G20 set to back OECD global tax avoidance plan

OECD chief Angel Gurria on Saturday handed the G20 recommendations on the biggest changes to international tax rules in more than a century in a bid to tackle corporate tax strategies that are costing countries billions.

Cairns: OECD chief Angel Gurria on Saturday handed the G20 recommendations on the biggest changes to international tax rules in more than a century in a bid to tackle corporate tax strategies that are costing countries billions.

The secretary-general said the plan, which seeks to close international loopholes used by multinational firms to avoid paying large amounts of tax, was "the most prominent step towards the modernisation of the international tax system in a hundred years".

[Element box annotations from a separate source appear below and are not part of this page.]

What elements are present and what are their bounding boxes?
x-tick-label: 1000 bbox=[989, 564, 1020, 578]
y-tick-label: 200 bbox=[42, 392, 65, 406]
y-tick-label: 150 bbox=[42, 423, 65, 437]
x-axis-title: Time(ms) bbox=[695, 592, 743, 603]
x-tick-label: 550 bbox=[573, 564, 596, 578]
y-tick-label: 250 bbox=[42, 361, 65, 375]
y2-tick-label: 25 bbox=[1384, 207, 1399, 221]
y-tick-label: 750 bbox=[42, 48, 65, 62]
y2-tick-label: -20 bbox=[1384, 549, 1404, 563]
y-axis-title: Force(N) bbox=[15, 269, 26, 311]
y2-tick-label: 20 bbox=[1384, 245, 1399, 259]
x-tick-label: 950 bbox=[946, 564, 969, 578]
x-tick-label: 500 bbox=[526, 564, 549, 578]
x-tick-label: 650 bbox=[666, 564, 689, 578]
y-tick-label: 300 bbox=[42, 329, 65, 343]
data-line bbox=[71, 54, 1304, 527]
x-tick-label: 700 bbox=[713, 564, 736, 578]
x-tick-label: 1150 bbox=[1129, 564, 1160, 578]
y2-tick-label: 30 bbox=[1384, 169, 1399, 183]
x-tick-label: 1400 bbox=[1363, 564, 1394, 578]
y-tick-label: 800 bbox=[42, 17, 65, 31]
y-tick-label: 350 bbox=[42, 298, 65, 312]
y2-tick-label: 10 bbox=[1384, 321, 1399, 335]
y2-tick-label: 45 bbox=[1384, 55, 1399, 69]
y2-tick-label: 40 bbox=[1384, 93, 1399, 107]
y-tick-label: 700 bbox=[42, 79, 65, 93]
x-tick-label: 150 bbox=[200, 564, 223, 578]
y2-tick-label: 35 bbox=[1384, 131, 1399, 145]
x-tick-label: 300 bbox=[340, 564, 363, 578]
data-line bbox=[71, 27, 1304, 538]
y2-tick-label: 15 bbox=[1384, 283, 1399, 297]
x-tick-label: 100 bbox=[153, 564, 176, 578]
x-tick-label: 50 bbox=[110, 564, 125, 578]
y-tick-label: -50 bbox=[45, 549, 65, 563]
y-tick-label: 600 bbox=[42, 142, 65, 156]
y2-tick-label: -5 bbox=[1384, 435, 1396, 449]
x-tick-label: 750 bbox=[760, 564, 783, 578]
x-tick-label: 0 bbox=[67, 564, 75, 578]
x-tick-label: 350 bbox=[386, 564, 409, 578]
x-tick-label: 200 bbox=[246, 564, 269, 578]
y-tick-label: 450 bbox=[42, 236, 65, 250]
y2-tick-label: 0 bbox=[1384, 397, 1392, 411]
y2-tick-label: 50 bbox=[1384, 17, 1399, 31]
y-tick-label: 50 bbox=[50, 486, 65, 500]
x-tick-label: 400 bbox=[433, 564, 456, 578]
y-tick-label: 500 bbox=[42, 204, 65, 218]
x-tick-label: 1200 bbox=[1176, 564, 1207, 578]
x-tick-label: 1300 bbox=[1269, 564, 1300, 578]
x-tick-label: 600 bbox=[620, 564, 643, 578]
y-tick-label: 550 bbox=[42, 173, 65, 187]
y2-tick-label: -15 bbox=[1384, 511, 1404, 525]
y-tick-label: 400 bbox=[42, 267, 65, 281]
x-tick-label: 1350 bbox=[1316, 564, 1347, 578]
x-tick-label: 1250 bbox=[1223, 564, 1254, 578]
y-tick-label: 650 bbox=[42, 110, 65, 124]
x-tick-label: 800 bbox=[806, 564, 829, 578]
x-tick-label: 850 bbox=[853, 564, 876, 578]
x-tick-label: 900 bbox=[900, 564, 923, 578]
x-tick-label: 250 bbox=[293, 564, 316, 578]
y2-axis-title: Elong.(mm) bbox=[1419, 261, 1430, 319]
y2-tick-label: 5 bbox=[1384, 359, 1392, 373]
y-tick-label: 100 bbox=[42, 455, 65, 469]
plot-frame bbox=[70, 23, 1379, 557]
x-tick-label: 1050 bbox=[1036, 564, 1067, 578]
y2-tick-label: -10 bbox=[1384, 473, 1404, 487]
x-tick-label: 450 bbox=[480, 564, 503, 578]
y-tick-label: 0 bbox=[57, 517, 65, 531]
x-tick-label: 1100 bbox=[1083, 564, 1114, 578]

Gurria revealed that global efforts to crack down on tax avoidance had already identified 37 billion euros (US$53 billion) from voluntary disclosure programmes involving 24 countries over five years, adding that "more will come".

The project "is about tackling aggressive practices which erode the tax base and artificially shift corporate profits to low- or no-tax jurisdictions", he said at the G20 meeting of finance ministers and central bankers in the Australian city of Cairns.

"These are places where there is no link between the profit generated and the underlying value-creating activity."

Australian Treasurer Joe Hockey, who is chairing the G20 meeting, said he hoped the member nations would issue a formal statement to "get on with it" in implementing the action plan, such as introducing new legislation.

The first recommendations of the Base Erosion and Profit Shifting Project (BEPS) has seven goals that would help to ensure companies pay tax in the countries where they generate income.

They were compiled by 44 countries, including all the Group of 20 members, Gurria said.

They include proposals on closing loopholes that allow for the abuse of tax treaties and to neutralise the "cash boxes" of multinational businesses kept offshore in low-tax jurisdictions, which Gurria estimated at about US$2.0 trillion.

They also seek to address the impact of the digital economy on tax issues.

Multinational firms, including digital giants such as Apple and Google, have been accused by countries of using tax strategies that minimise their payments.

"Right now there is a unifying criteria -- everybody needs the money. We`re short," Gurria said as he acknowledged the impact of the tax revenue shortfall on countries still struggling to recover from the global financial crisis.

The two-day G20 meeting in Cairns ends on Sunday.